Enhanced screening for primary liver

In China, primary liver cancer mostly develops from viral hepatitis, and its incidence and mortality rate are now statistically ranked third. Early detection and treatment have been extensively reported in the literature, and their 5-year survival rates have been significantly improved, both in terms of prolonging patients’ lives, improving the quality of survival, and reducing their costs.
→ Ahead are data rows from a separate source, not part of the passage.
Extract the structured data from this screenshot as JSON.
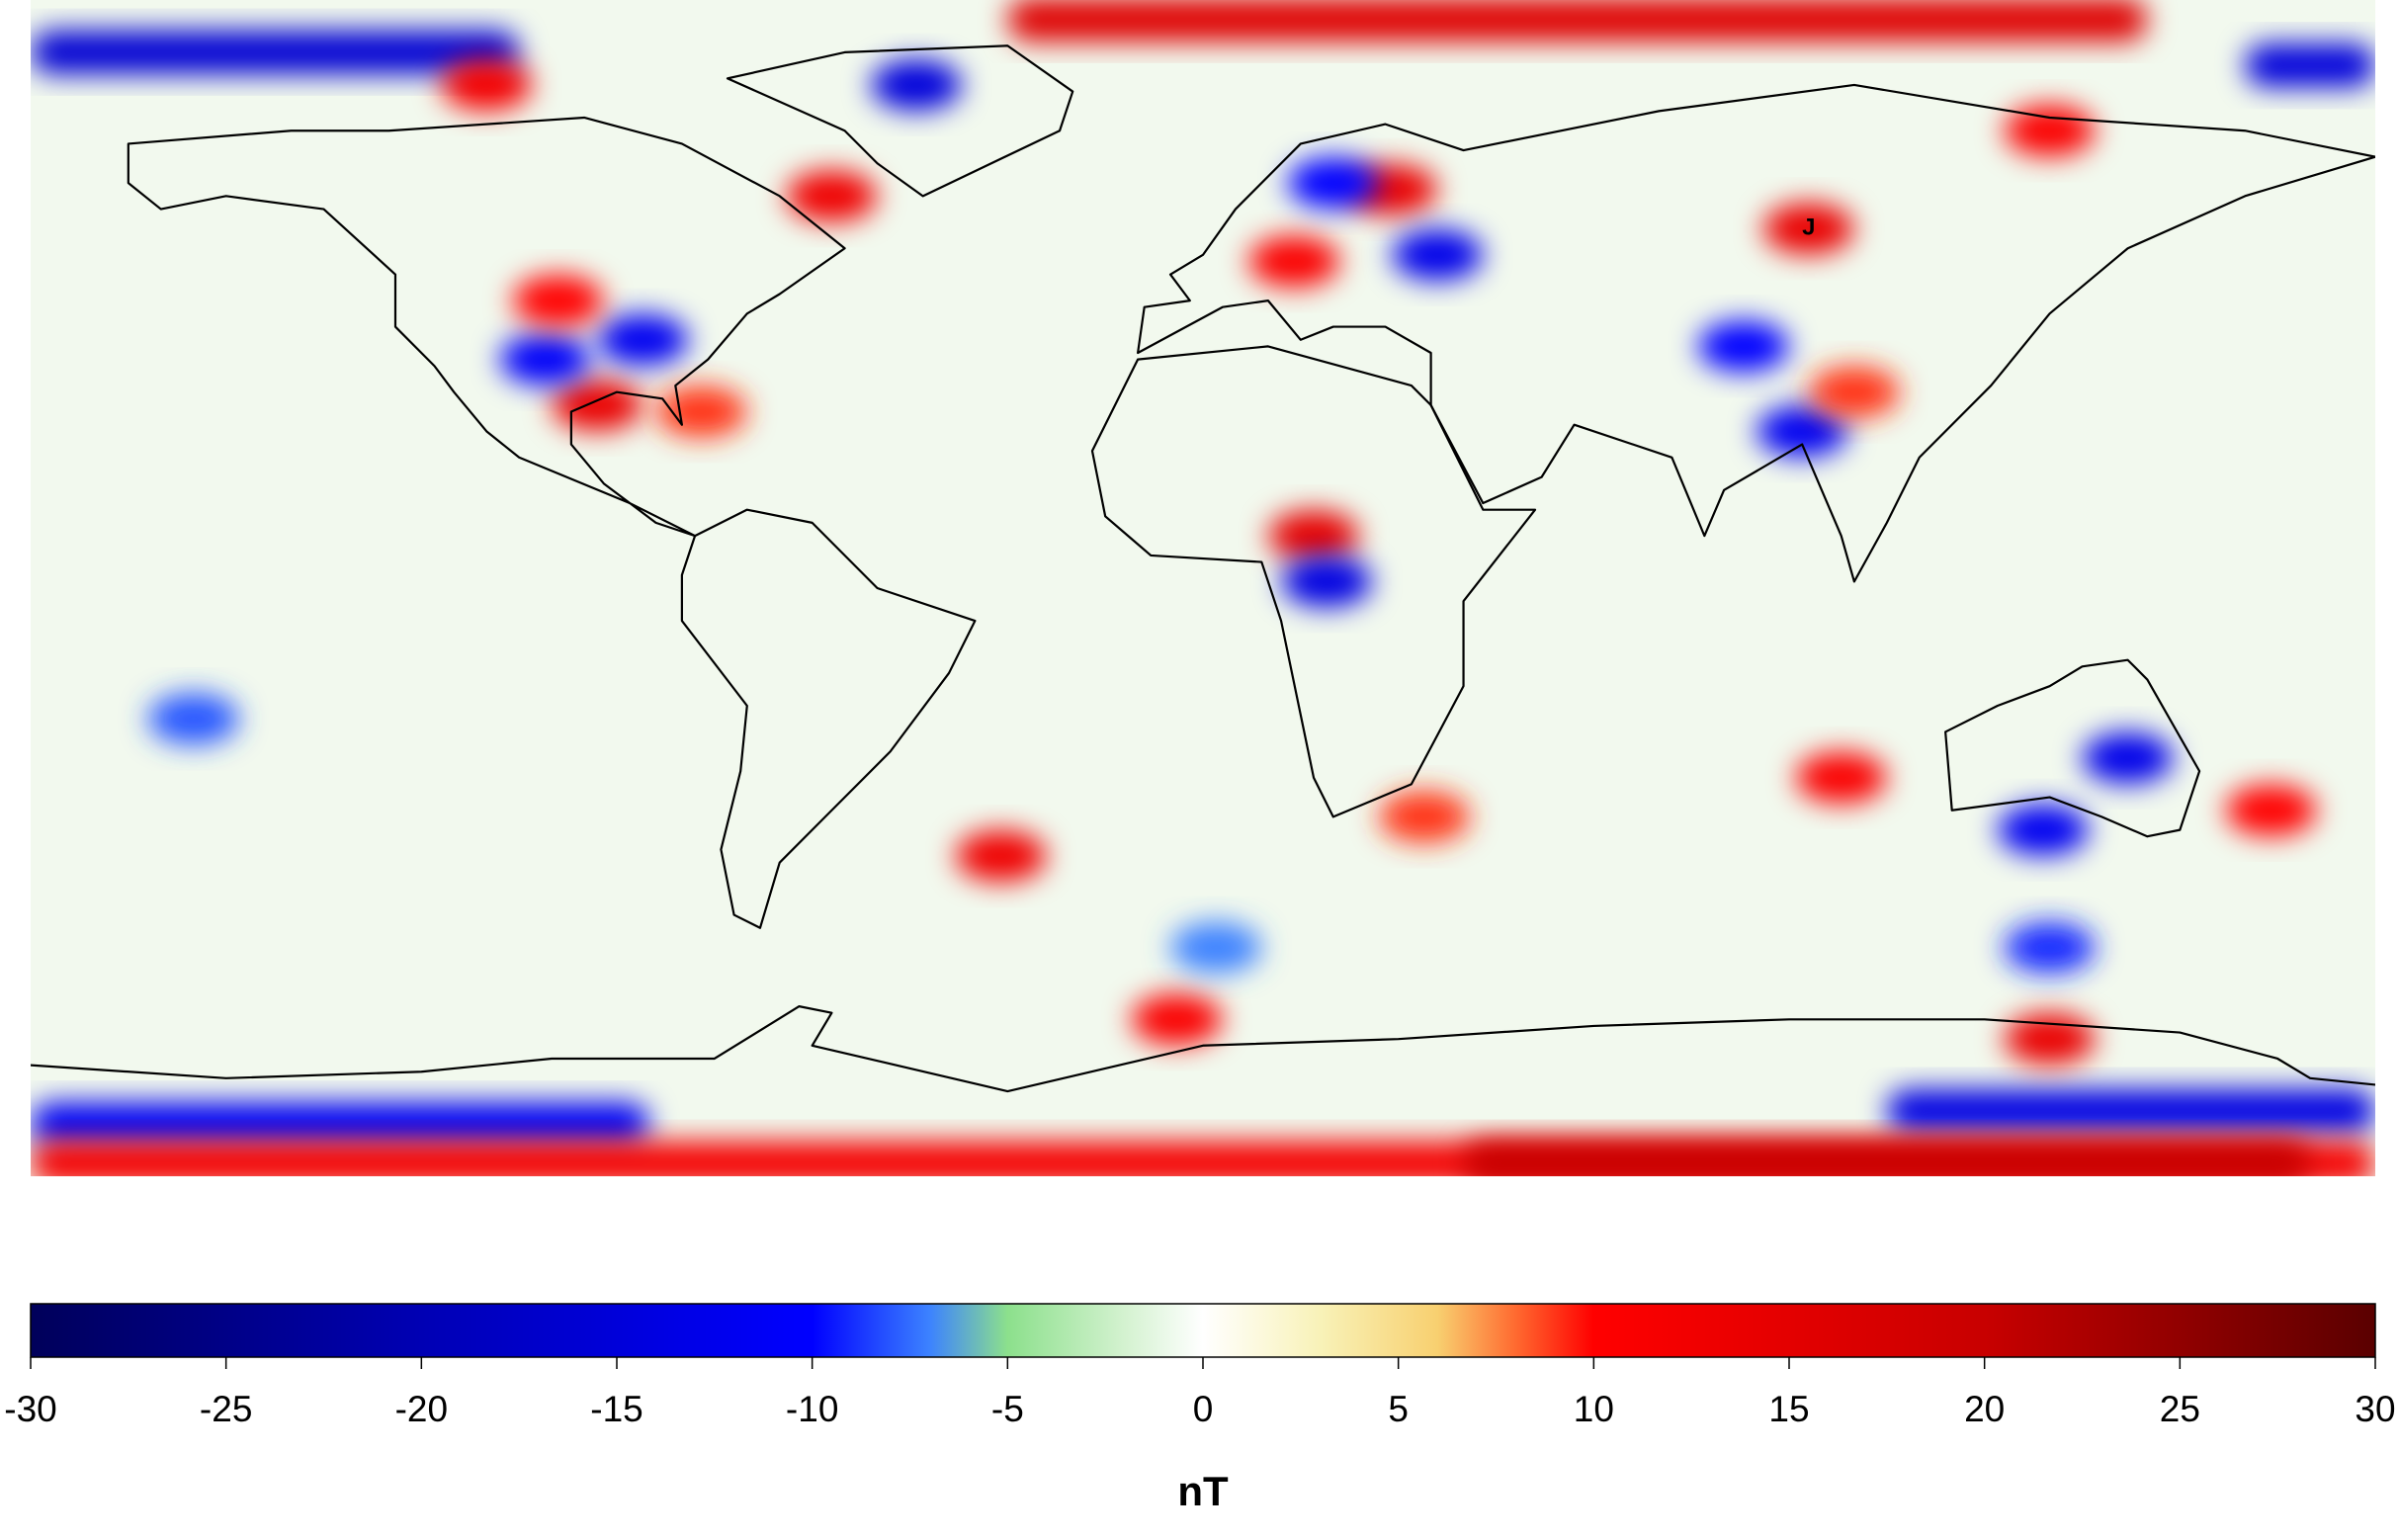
{
  "map": {
    "lon_range": [
      -180,
      180
    ],
    "lat_range": [
      -90,
      90
    ],
    "annotations": [
      {
        "text": "J",
        "lon": 93,
        "lat": 55
      }
    ],
    "bands": [
      {
        "lat": 82,
        "lon_from": -180,
        "lon_to": -105,
        "value": -16
      },
      {
        "lat": 87,
        "lon_from": -30,
        "lon_to": 145,
        "value": 16
      },
      {
        "lat": 80,
        "lon_from": 160,
        "lon_to": 180,
        "value": -15
      },
      {
        "lat": -82,
        "lon_from": -180,
        "lon_to": -85,
        "value": -12
      },
      {
        "lat": -80,
        "lon_from": 105,
        "lon_to": 180,
        "value": -14
      },
      {
        "lat": -88,
        "lon_from": -180,
        "lon_to": 180,
        "value": 12
      },
      {
        "lat": -88,
        "lon_from": 40,
        "lon_to": 170,
        "value": 20
      }
    ],
    "anomalies": [
      {
        "lon": -44,
        "lat": 77,
        "value": -15
      },
      {
        "lon": -110,
        "lat": 77,
        "value": 12
      },
      {
        "lon": -57,
        "lat": 60,
        "value": 13
      },
      {
        "lon": 29,
        "lat": 61,
        "value": 14
      },
      {
        "lon": 36,
        "lat": 51,
        "value": -13
      },
      {
        "lon": 14,
        "lat": 50,
        "value": 11
      },
      {
        "lon": 20,
        "lat": 62,
        "value": -10
      },
      {
        "lon": 93,
        "lat": 55,
        "value": 14
      },
      {
        "lon": 130,
        "lat": 70,
        "value": 11
      },
      {
        "lon": -93,
        "lat": 28,
        "value": 14
      },
      {
        "lon": -86,
        "lat": 38,
        "value": -12
      },
      {
        "lon": -101,
        "lat": 35,
        "value": -11
      },
      {
        "lon": -99,
        "lat": 44,
        "value": 10
      },
      {
        "lon": -77,
        "lat": 27,
        "value": 9
      },
      {
        "lon": 17,
        "lat": 8,
        "value": 15
      },
      {
        "lon": 19,
        "lat": 1,
        "value": -14
      },
      {
        "lon": 92,
        "lat": 24,
        "value": -12
      },
      {
        "lon": 83,
        "lat": 37,
        "value": -10
      },
      {
        "lon": 100,
        "lat": 30,
        "value": 9
      },
      {
        "lon": -31,
        "lat": -41,
        "value": 13
      },
      {
        "lon": 34,
        "lat": -35,
        "value": 9
      },
      {
        "lon": 142,
        "lat": -26,
        "value": -13
      },
      {
        "lon": 129,
        "lat": -37,
        "value": -12
      },
      {
        "lon": 98,
        "lat": -29,
        "value": 11
      },
      {
        "lon": 164,
        "lat": -34,
        "value": 10
      },
      {
        "lon": 130,
        "lat": -69,
        "value": 14
      },
      {
        "lon": -4,
        "lat": -66,
        "value": 11
      },
      {
        "lon": 130,
        "lat": -55,
        "value": -9
      },
      {
        "lon": -155,
        "lat": -20,
        "value": -8
      },
      {
        "lon": 2,
        "lat": -55,
        "value": -7
      }
    ]
  },
  "colorbar": {
    "label": "nT",
    "limits": [
      -30,
      30
    ],
    "ticks": [
      -30,
      -25,
      -20,
      -15,
      -10,
      -5,
      0,
      5,
      10,
      15,
      20,
      25,
      30
    ],
    "stops": [
      {
        "value": -30,
        "color": "#00005a"
      },
      {
        "value": -20,
        "color": "#0000b4"
      },
      {
        "value": -10,
        "color": "#0000ff"
      },
      {
        "value": -7,
        "color": "#3c82ff"
      },
      {
        "value": -5,
        "color": "#8ce08c"
      },
      {
        "value": -2,
        "color": "#d4f2d0"
      },
      {
        "value": 0,
        "color": "#ffffff"
      },
      {
        "value": 3,
        "color": "#f8f2b8"
      },
      {
        "value": 6,
        "color": "#f8d070"
      },
      {
        "value": 8,
        "color": "#ff6a30"
      },
      {
        "value": 10,
        "color": "#ff0000"
      },
      {
        "value": 20,
        "color": "#c80000"
      },
      {
        "value": 30,
        "color": "#5a0000"
      }
    ]
  }
}
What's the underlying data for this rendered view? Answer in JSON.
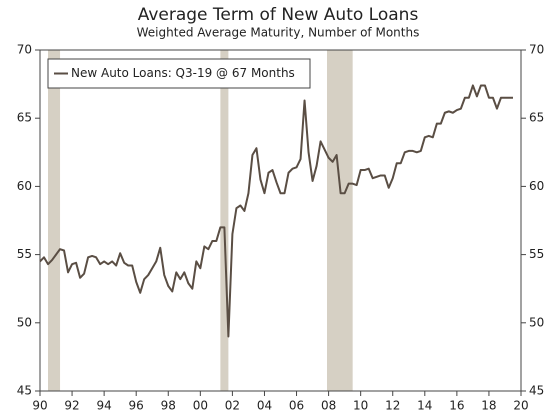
{
  "chart_data": {
    "type": "line",
    "title": "Average Term of New Auto Loans",
    "subtitle": "Weighted Average Maturity, Number of Months",
    "x": [
      1990,
      1990.25,
      1990.5,
      1990.75,
      1991,
      1991.25,
      1991.5,
      1991.75,
      1992,
      1992.25,
      1992.5,
      1992.75,
      1993,
      1993.25,
      1993.5,
      1993.75,
      1994,
      1994.25,
      1994.5,
      1994.75,
      1995,
      1995.25,
      1995.5,
      1995.75,
      1996,
      1996.25,
      1996.5,
      1996.75,
      1997,
      1997.25,
      1997.5,
      1997.75,
      1998,
      1998.25,
      1998.5,
      1998.75,
      1999,
      1999.25,
      1999.5,
      1999.75,
      2000,
      2000.25,
      2000.5,
      2000.75,
      2001,
      2001.25,
      2001.5,
      2001.75,
      2002,
      2002.25,
      2002.5,
      2002.75,
      2003,
      2003.25,
      2003.5,
      2003.75,
      2004,
      2004.25,
      2004.5,
      2004.75,
      2005,
      2005.25,
      2005.5,
      2005.75,
      2006,
      2006.25,
      2006.5,
      2006.75,
      2007,
      2007.25,
      2007.5,
      2007.75,
      2008,
      2008.25,
      2008.5,
      2008.75,
      2009,
      2009.25,
      2009.5,
      2009.75,
      2010,
      2010.25,
      2010.5,
      2010.75,
      2011,
      2011.25,
      2011.5,
      2011.75,
      2012,
      2012.25,
      2012.5,
      2012.75,
      2013,
      2013.25,
      2013.5,
      2013.75,
      2014,
      2014.25,
      2014.5,
      2014.75,
      2015,
      2015.25,
      2015.5,
      2015.75,
      2016,
      2016.25,
      2016.5,
      2016.75,
      2017,
      2017.25,
      2017.5,
      2017.75,
      2018,
      2018.25,
      2018.5,
      2018.75,
      2019,
      2019.25,
      2019.5
    ],
    "series": [
      {
        "name": "New Auto Loans: Q3-19 @ 67 Months",
        "color": "#5a4e44",
        "values": [
          54.5,
          54.8,
          54.3,
          54.6,
          55.0,
          55.4,
          55.3,
          53.7,
          54.3,
          54.4,
          53.3,
          53.6,
          54.8,
          54.9,
          54.8,
          54.3,
          54.5,
          54.3,
          54.5,
          54.2,
          55.1,
          54.4,
          54.2,
          54.2,
          53.0,
          52.2,
          53.2,
          53.5,
          54.0,
          54.5,
          55.5,
          53.5,
          52.7,
          52.3,
          53.7,
          53.2,
          53.7,
          52.9,
          52.5,
          54.5,
          54.0,
          55.6,
          55.4,
          56.0,
          56.0,
          57.0,
          57.0,
          49.0,
          56.5,
          58.4,
          58.6,
          58.2,
          59.5,
          62.3,
          62.8,
          60.5,
          59.5,
          61.0,
          61.2,
          60.3,
          59.5,
          59.5,
          61.0,
          61.3,
          61.4,
          62.0,
          66.3,
          62.5,
          60.4,
          61.5,
          63.3,
          62.7,
          62.1,
          61.8,
          62.3,
          59.5,
          59.5,
          60.2,
          60.2,
          60.1,
          61.2,
          61.2,
          61.3,
          60.6,
          60.7,
          60.8,
          60.8,
          59.9,
          60.6,
          61.7,
          61.7,
          62.5,
          62.6,
          62.6,
          62.5,
          62.6,
          63.6,
          63.7,
          63.6,
          64.6,
          64.6,
          65.4,
          65.5,
          65.4,
          65.6,
          65.7,
          66.5,
          66.5,
          67.4,
          66.6,
          67.4,
          67.4,
          66.5,
          66.5,
          65.7,
          66.5,
          66.5,
          66.5,
          66.5
        ]
      }
    ],
    "recessions": [
      [
        1990.5,
        1991.25
      ],
      [
        2001.25,
        2001.75
      ],
      [
        2007.9,
        2009.5
      ]
    ],
    "recession_color": "#d6d0c4",
    "xlim": [
      1990,
      2020
    ],
    "xticks": [
      {
        "value": 1990,
        "label": "90"
      },
      {
        "value": 1992,
        "label": "92"
      },
      {
        "value": 1994,
        "label": "94"
      },
      {
        "value": 1996,
        "label": "96"
      },
      {
        "value": 1998,
        "label": "98"
      },
      {
        "value": 2000,
        "label": "00"
      },
      {
        "value": 2002,
        "label": "02"
      },
      {
        "value": 2004,
        "label": "04"
      },
      {
        "value": 2006,
        "label": "06"
      },
      {
        "value": 2008,
        "label": "08"
      },
      {
        "value": 2010,
        "label": "10"
      },
      {
        "value": 2012,
        "label": "12"
      },
      {
        "value": 2014,
        "label": "14"
      },
      {
        "value": 2016,
        "label": "16"
      },
      {
        "value": 2018,
        "label": "18"
      },
      {
        "value": 2020,
        "label": "20"
      }
    ],
    "ylim": [
      45,
      70
    ],
    "yticks": [
      45,
      50,
      55,
      60,
      65,
      70
    ],
    "y2lim": [
      45,
      70
    ],
    "y2ticks": [
      45,
      50,
      55,
      60,
      65,
      70
    ],
    "legend": "upper left"
  }
}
How to monitor these patients is currently based on the annual Asia-Pacific Liver Conference and the annual European Liver Conference guidelines AFP is not in the recommended screening, while abdominal B-mode ultrasonography has a high sensitivity, specificity, positive predictive value and negative predictive value, so ultrasound is a good surveillance approach. The vast majority of experts in Europe and the United States recommend monitoring every 6 months. Patients with cirrhosis who are found to have nodules on screening need only imaging without histology to diagnose hepatocellular carcinoma. Imaging methods include CT MRI, enhanced ultrasound, etc. The accuracy of the diagnosis depends on the size of the nodule. Nodules larger than 2 cm in diameter require only one imaging method to confirm the diagnosis. In contrast, for nodules 5-20 mm, it is possible that 2/3 of nodules are missed even when combining both methods. In these patients where imaging is difficult to confirm the diagnosis, liver histology aspiration or close ultrasound testing is required. There are also some serologic tests available, but they are mostly limited to hospital use. There is therefore an ongoing need to develop more advanced serum markers to extend liver cancer screening, currently limited to hospitals, to the community.